Sen. Tammy Duckworth, D-Ill., introduced legislation on Thursday to create an apolitical commission to study 20 years of American war in Afghanistan, an effort she hopes would keep the United States from repeating mistakes made during years of conflict after the 9/11 terrorist attacks.
The Afghanistan War Study Commission would be charged with taking a “deep dive” into every aspect of the war, including top level strategic decisions, combat operations, efforts to train Afghan forces, intelligence work, diplomatic efforts, congressional oversight and corruption in the U.S.-backed Kabul government, Duckworth said Wednesday. She will offer the bill as an amendment to the fiscal 2022 National Defense Authorization Act, the must-pass annual legislation that sets Pentagon funding and policy priorities.
“What we need to do is really glean all the lessons learned,” said Duckworth, an Army veteran. “You know the [military’s] war colleges are going to be looking at this forever. So, what I want to do is create this commission that will not have anybody leading it who was in a … decision-making position [on Afghanistan] during the 20 years.”
She said the commission would be molded in the form of the independent, bipartisan 9/11 Commission set up in 2002 to examine the terrorist attacks that launched the next two decades of war in Afghanistan.
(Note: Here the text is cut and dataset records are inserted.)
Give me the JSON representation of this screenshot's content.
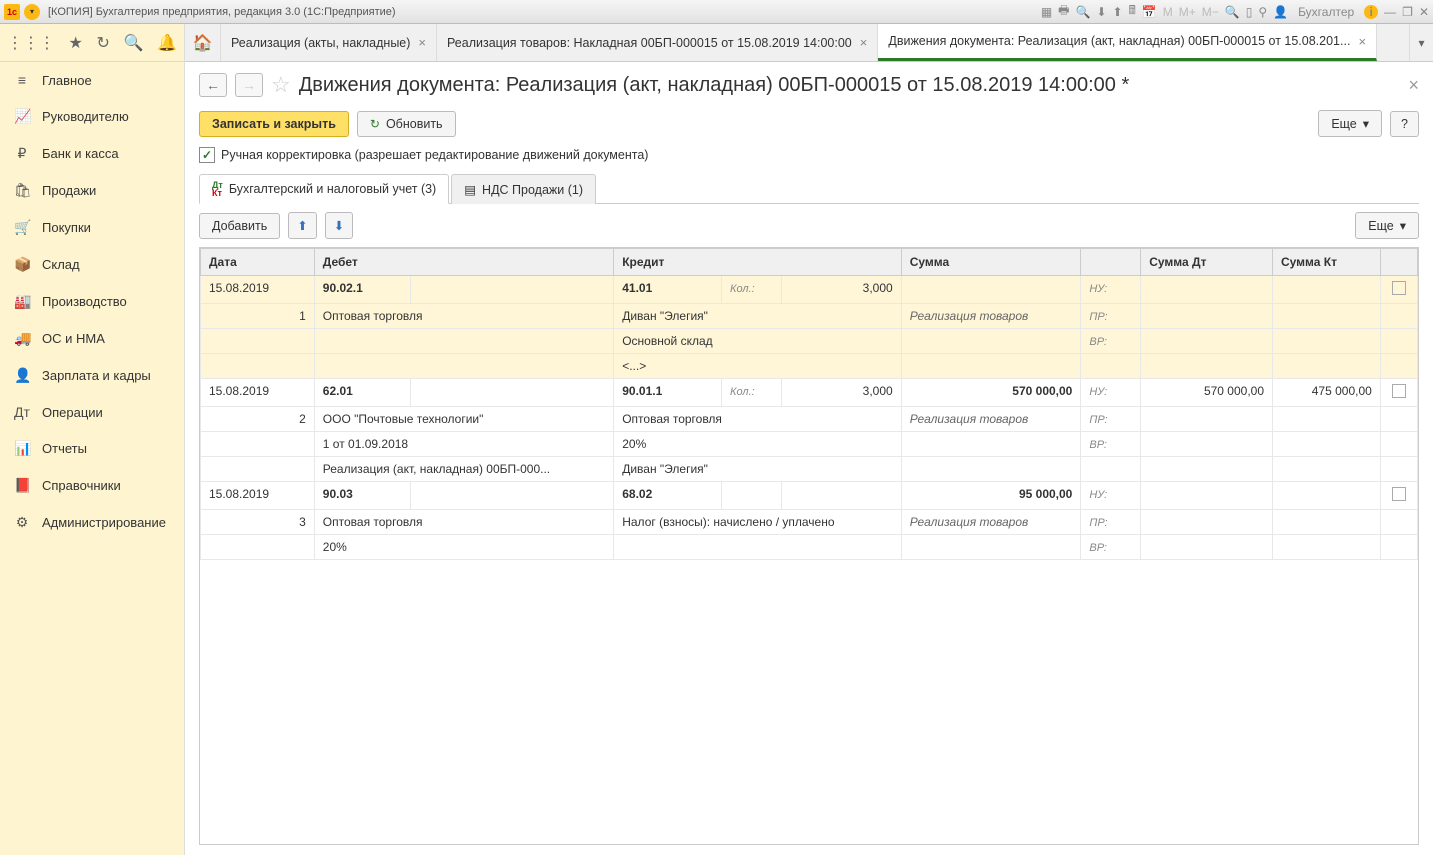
{
  "titlebar": {
    "app_title": "[КОПИЯ] Бухгалтерия предприятия, редакция 3.0  (1С:Предприятие)",
    "user_label": "Бухгалтер"
  },
  "sidebar": {
    "items": [
      {
        "icon": "≡",
        "label": "Главное"
      },
      {
        "icon": "📈",
        "label": "Руководителю"
      },
      {
        "icon": "₽",
        "label": "Банк и касса"
      },
      {
        "icon": "🛍",
        "label": "Продажи"
      },
      {
        "icon": "🛒",
        "label": "Покупки"
      },
      {
        "icon": "📦",
        "label": "Склад"
      },
      {
        "icon": "🏭",
        "label": "Производство"
      },
      {
        "icon": "🚚",
        "label": "ОС и НМА"
      },
      {
        "icon": "👤",
        "label": "Зарплата и кадры"
      },
      {
        "icon": "Дт",
        "label": "Операции"
      },
      {
        "icon": "📊",
        "label": "Отчеты"
      },
      {
        "icon": "📕",
        "label": "Справочники"
      },
      {
        "icon": "⚙",
        "label": "Администрирование"
      }
    ]
  },
  "tabs": [
    {
      "label": "Реализация (акты, накладные)",
      "active": false
    },
    {
      "label": "Реализация товаров: Накладная 00БП-000015 от 15.08.2019 14:00:00",
      "active": false
    },
    {
      "label": "Движения документа: Реализация (акт, накладная) 00БП-000015 от 15.08.201...",
      "active": true
    }
  ],
  "doc": {
    "title": "Движения документа: Реализация (акт, накладная) 00БП-000015 от 15.08.2019 14:00:00 *"
  },
  "commands": {
    "save_close": "Записать и закрыть",
    "refresh": "Обновить",
    "more": "Еще",
    "help": "?"
  },
  "manual_edit": {
    "checked": true,
    "label": "Ручная корректировка (разрешает редактирование движений документа)"
  },
  "subtabs": [
    {
      "label": "Бухгалтерский и налоговый учет (3)",
      "active": true
    },
    {
      "label": "НДС Продажи (1)",
      "active": false
    }
  ],
  "table_cmd": {
    "add": "Добавить",
    "more": "Еще"
  },
  "columns": {
    "date": "Дата",
    "debit": "Дебет",
    "credit": "Кредит",
    "sum": "Сумма",
    "sum_dt": "Сумма Дт",
    "sum_kt": "Сумма Кт"
  },
  "labels": {
    "kol": "Кол.:",
    "nu": "НУ:",
    "pr": "ПР:",
    "vr": "ВР:",
    "ellipsis": "<...>"
  },
  "rows": [
    {
      "n": "1",
      "date": "15.08.2019",
      "highlight": true,
      "debit_acc": "90.02.1",
      "debit_l1": "Оптовая торговля",
      "debit_l2": "",
      "debit_l3": "",
      "credit_acc": "41.01",
      "credit_kol": "3,000",
      "credit_l1": "Диван \"Элегия\"",
      "credit_l2": "Основной склад",
      "credit_l3": "<...>",
      "sum": "",
      "sum_note": "Реализация товаров",
      "sum_dt": "",
      "sum_kt": ""
    },
    {
      "n": "2",
      "date": "15.08.2019",
      "highlight": false,
      "debit_acc": "62.01",
      "debit_l1": "ООО \"Почтовые  технологии\"",
      "debit_l2": "1 от 01.09.2018",
      "debit_l3": "Реализация (акт, накладная) 00БП-000...",
      "credit_acc": "90.01.1",
      "credit_kol": "3,000",
      "credit_l1": "Оптовая торговля",
      "credit_l2": "20%",
      "credit_l3": "Диван \"Элегия\"",
      "sum": "570 000,00",
      "sum_note": "Реализация товаров",
      "sum_dt": "570 000,00",
      "sum_kt": "475 000,00"
    },
    {
      "n": "3",
      "date": "15.08.2019",
      "highlight": false,
      "debit_acc": "90.03",
      "debit_l1": "Оптовая торговля",
      "debit_l2": "20%",
      "debit_l3": "",
      "credit_acc": "68.02",
      "credit_kol": "",
      "credit_l1": "Налог (взносы): начислено / уплачено",
      "credit_l2": "",
      "credit_l3": "",
      "sum": "95 000,00",
      "sum_note": "Реализация товаров",
      "sum_dt": "",
      "sum_kt": ""
    }
  ]
}
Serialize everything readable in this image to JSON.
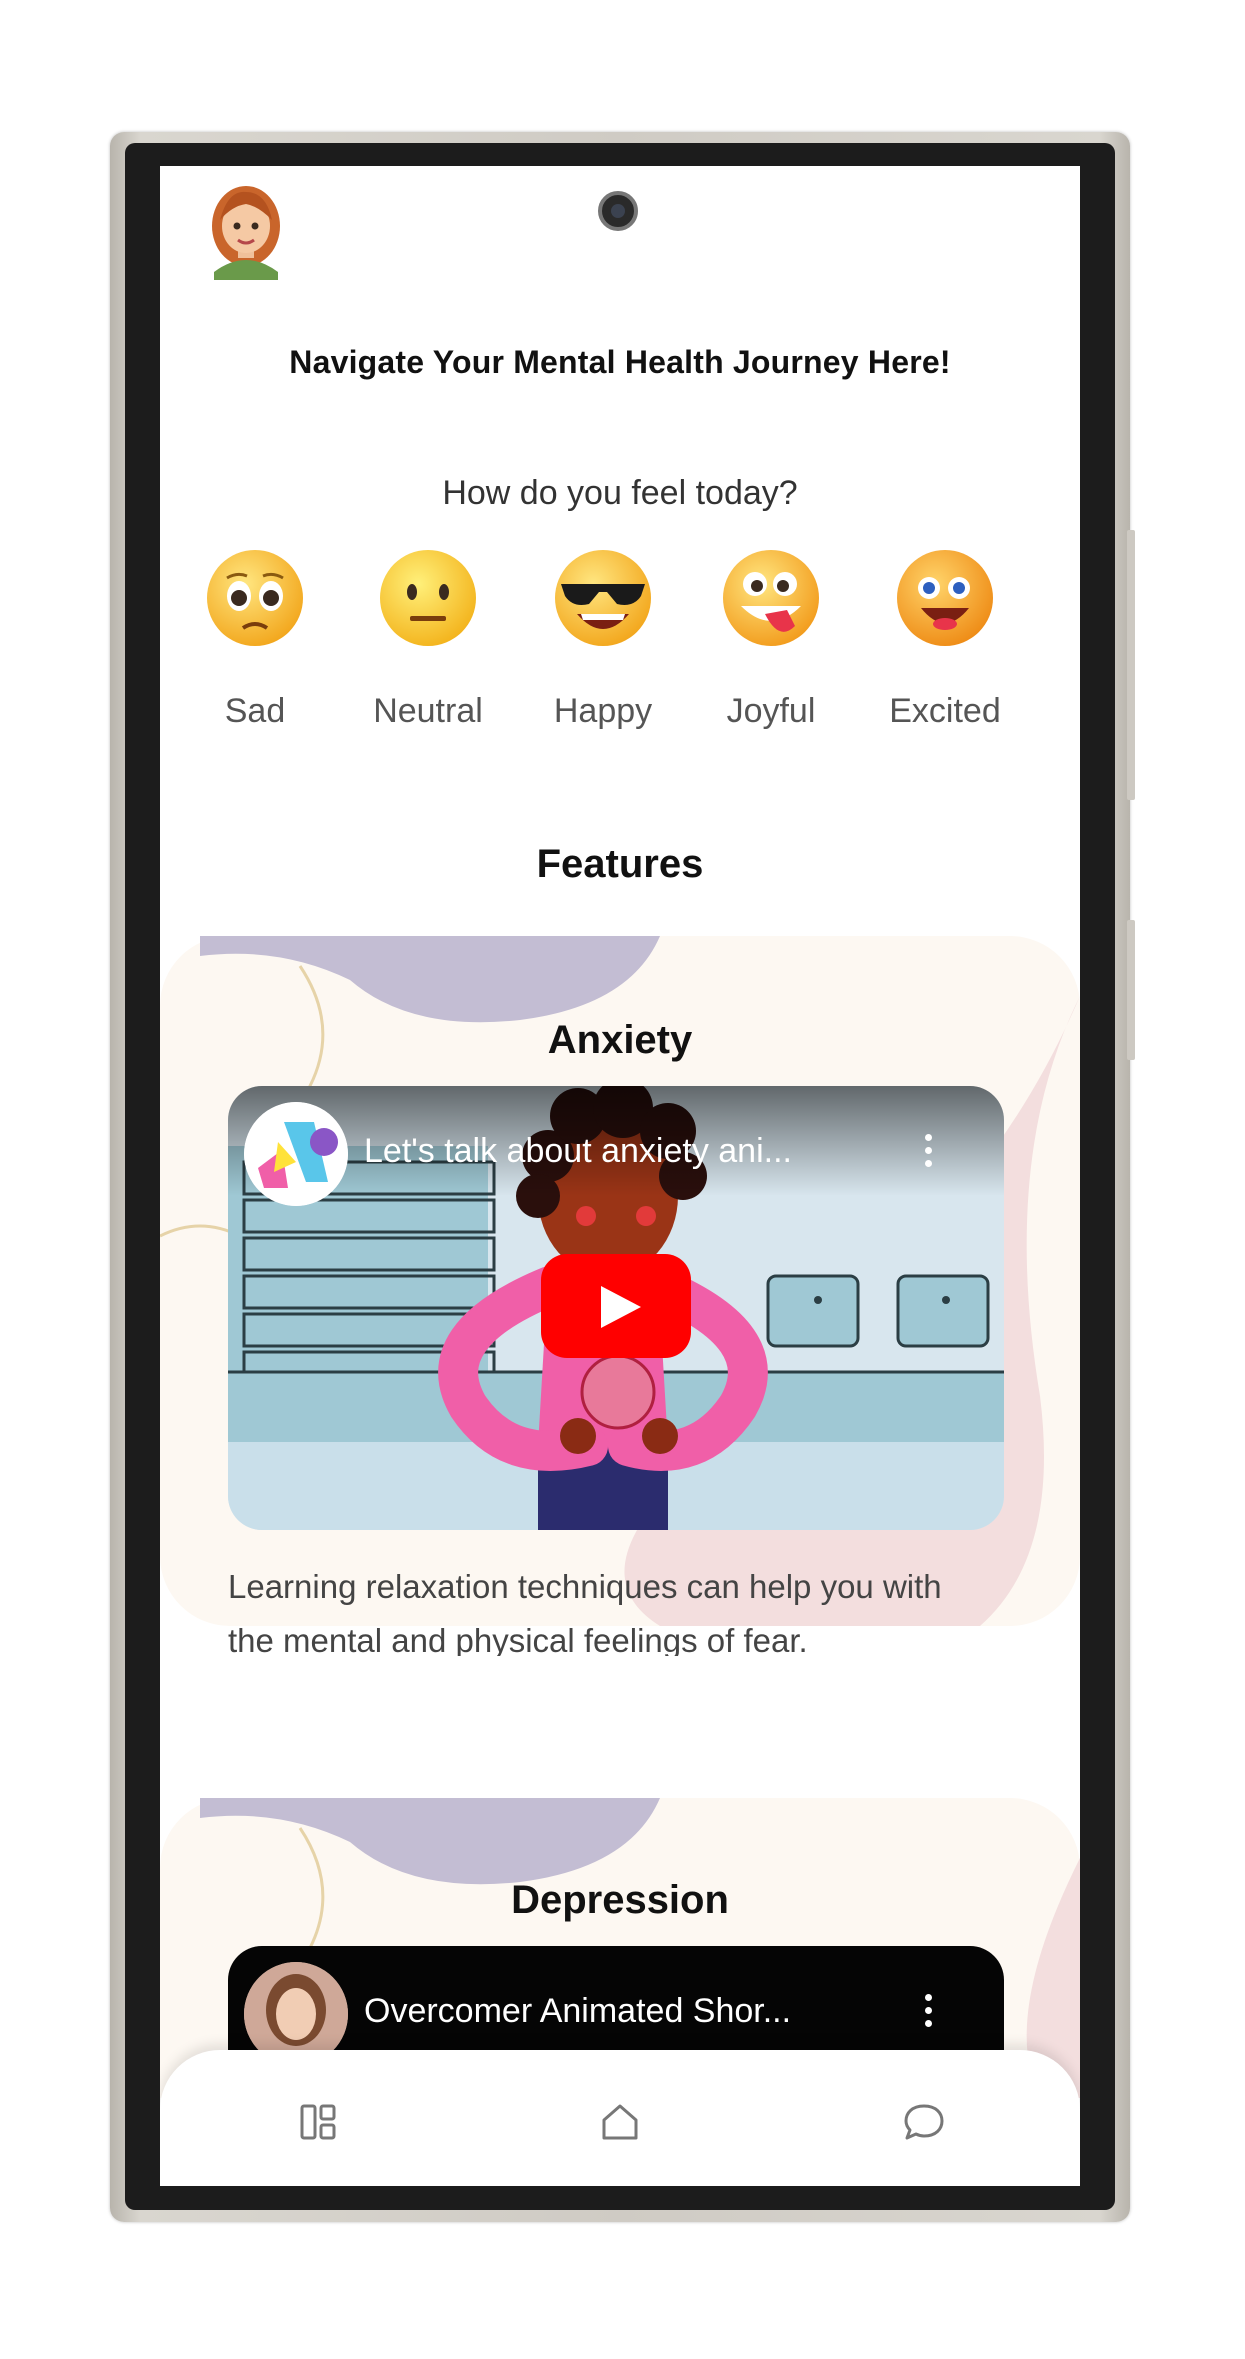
{
  "header": {
    "title": "Navigate Your Mental Health Journey Here!"
  },
  "mood": {
    "prompt": "How do you feel today?",
    "options": [
      {
        "label": "Sad",
        "icon": "sad-emoji-icon"
      },
      {
        "label": "Neutral",
        "icon": "neutral-emoji-icon"
      },
      {
        "label": "Happy",
        "icon": "sunglasses-emoji-icon"
      },
      {
        "label": "Joyful",
        "icon": "tongue-emoji-icon"
      },
      {
        "label": "Excited",
        "icon": "excited-emoji-icon"
      }
    ]
  },
  "features": {
    "title": "Features",
    "cards": [
      {
        "title": "Anxiety",
        "video_title": "Let's talk about anxiety ani...",
        "description": "Learning relaxation techniques can help you with the mental and physical feelings of fear."
      },
      {
        "title": "Depression",
        "video_title": "Overcomer Animated Shor..."
      }
    ]
  },
  "bottom_nav": {
    "items": [
      "dashboard-icon",
      "home-icon",
      "chat-icon"
    ]
  },
  "colors": {
    "youtube_red": "#ff0000",
    "card_cream": "#fdf8f2",
    "blob_lavender": "#c3bdd3",
    "blob_pink": "#f3dede"
  }
}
The body would examine the entire war from the initial U.S. invasion in the weeks after 9/11 until the last soldiers left just before midnight on Aug. 31.
Commissioners would be “experienced policy professionals” chosen by the chairpersons and ranking members on the House and Senate Armed Services, Intelligence, and Foreign Affairs committees, according to the legislation. President Joe Biden would also add one member to the panel.
Duckworth also noted the panel would have to maintain a nonpolitical nature, a lesson that she said she learned from serving on the Select Committee on Benghazi — the congressional panel the spent nearly two years probing the deadly 2012 attacks on a U.S. facility in Benghazi, Libya. That committee, she said, became bogged down in politics instead of a thorough examination of incident.
“I don't want that to happen to this — I don’t,” she said. “This does not need to become political. Frankly, the American people deserve better than that. And, more importantly, as far as I'm concerned, the men and women who served there, who laid down the lives there, and were wounded there deserve better than that and their families deserve better than that.”
The Pentagon has said about 800,000 American troops served in the war in Afghanistan. Among them, 2,461 were killed in action and more than 20,000 others were wounded. Duckworth understands those kind of sacrifices. The retired lieutenant colonel in 2004 was permanently crippled when her Black Hawk helicopter was struck by enemy fire in Iraq and crashed.
The senator said there was support for her effort within the Democratic caucus and she had begun to reach out to Republican colleagues to pitch the idea.
There is at least some appetite among House Republicans to form a commission to study the war. Reps. Elise Stefanik of New York and Rob Wittman of Virginia introduced legislation in August to establish a 9/11-style commission to probe the Afghanistan war.
The calls to study the efforts come after the chaotic withdrawal from Afghanistan, where the Taliban took control of virtually the entire country in a lightening offensive in August, months after Biden announced the withdrawal of all U.S. troops by the end of that month. The U.S. evacuated some 124,000 Americans and allies from Kabul in a massive and dangerous airlift operation in the final weeks, as the Taliban returned to power for the first time since American troops ousted them in 2001.
In hearings this week before the Senate and House Armed Services committees, Pentagon leaders described the outcome of the war in Afghanistan as a “strategic failure,” but they said American troops fought admirably throughout the effort, including in its final days.
Army Gen. Mark Milley, the chairman of the Joint Chiefs of Staff, told members of the House Armed Services Committee on Wednesday that the war had been stalemated at least six years before Biden decided to end U.S. involvement in Afghanistan.
“Strategically, the war is lost — the enemy is in Kabul,” Milley said. “This was a 20-year war and it wasn’t lost in the last 20 days or even 20 months, for that matter. This was the cumulative effect of a series of decisions that go way back.”
Duckworth’s commission would study all of those failures, from al-Qaida leader Osama bin Laden’s 2001 escape from American troops at Tora Bora to the Aug. 26 bombing at Kabul’s airport by Islamic State terrorists that killed 13 U.S. service members.
The commission will “provide a vital and actionable product” for public release to ensure Americans learn from efforts in Afghanistan, the legislation states.
Duckworth said she would not speculate for now about how long the commission might need to examine the war. She said she expected members of the panel would divide up the different aspects of the war to examine individually or as smaller groups.
“I think this is something that when we form the commission, we find the right people to lead it, and we talk with them to see what they think is doable,” Duckworth said. “There’s a vast amount of information that is available … and I would want the person who is leading the commission to have a real say into how they want to structure the work that the commission is going to be doing.”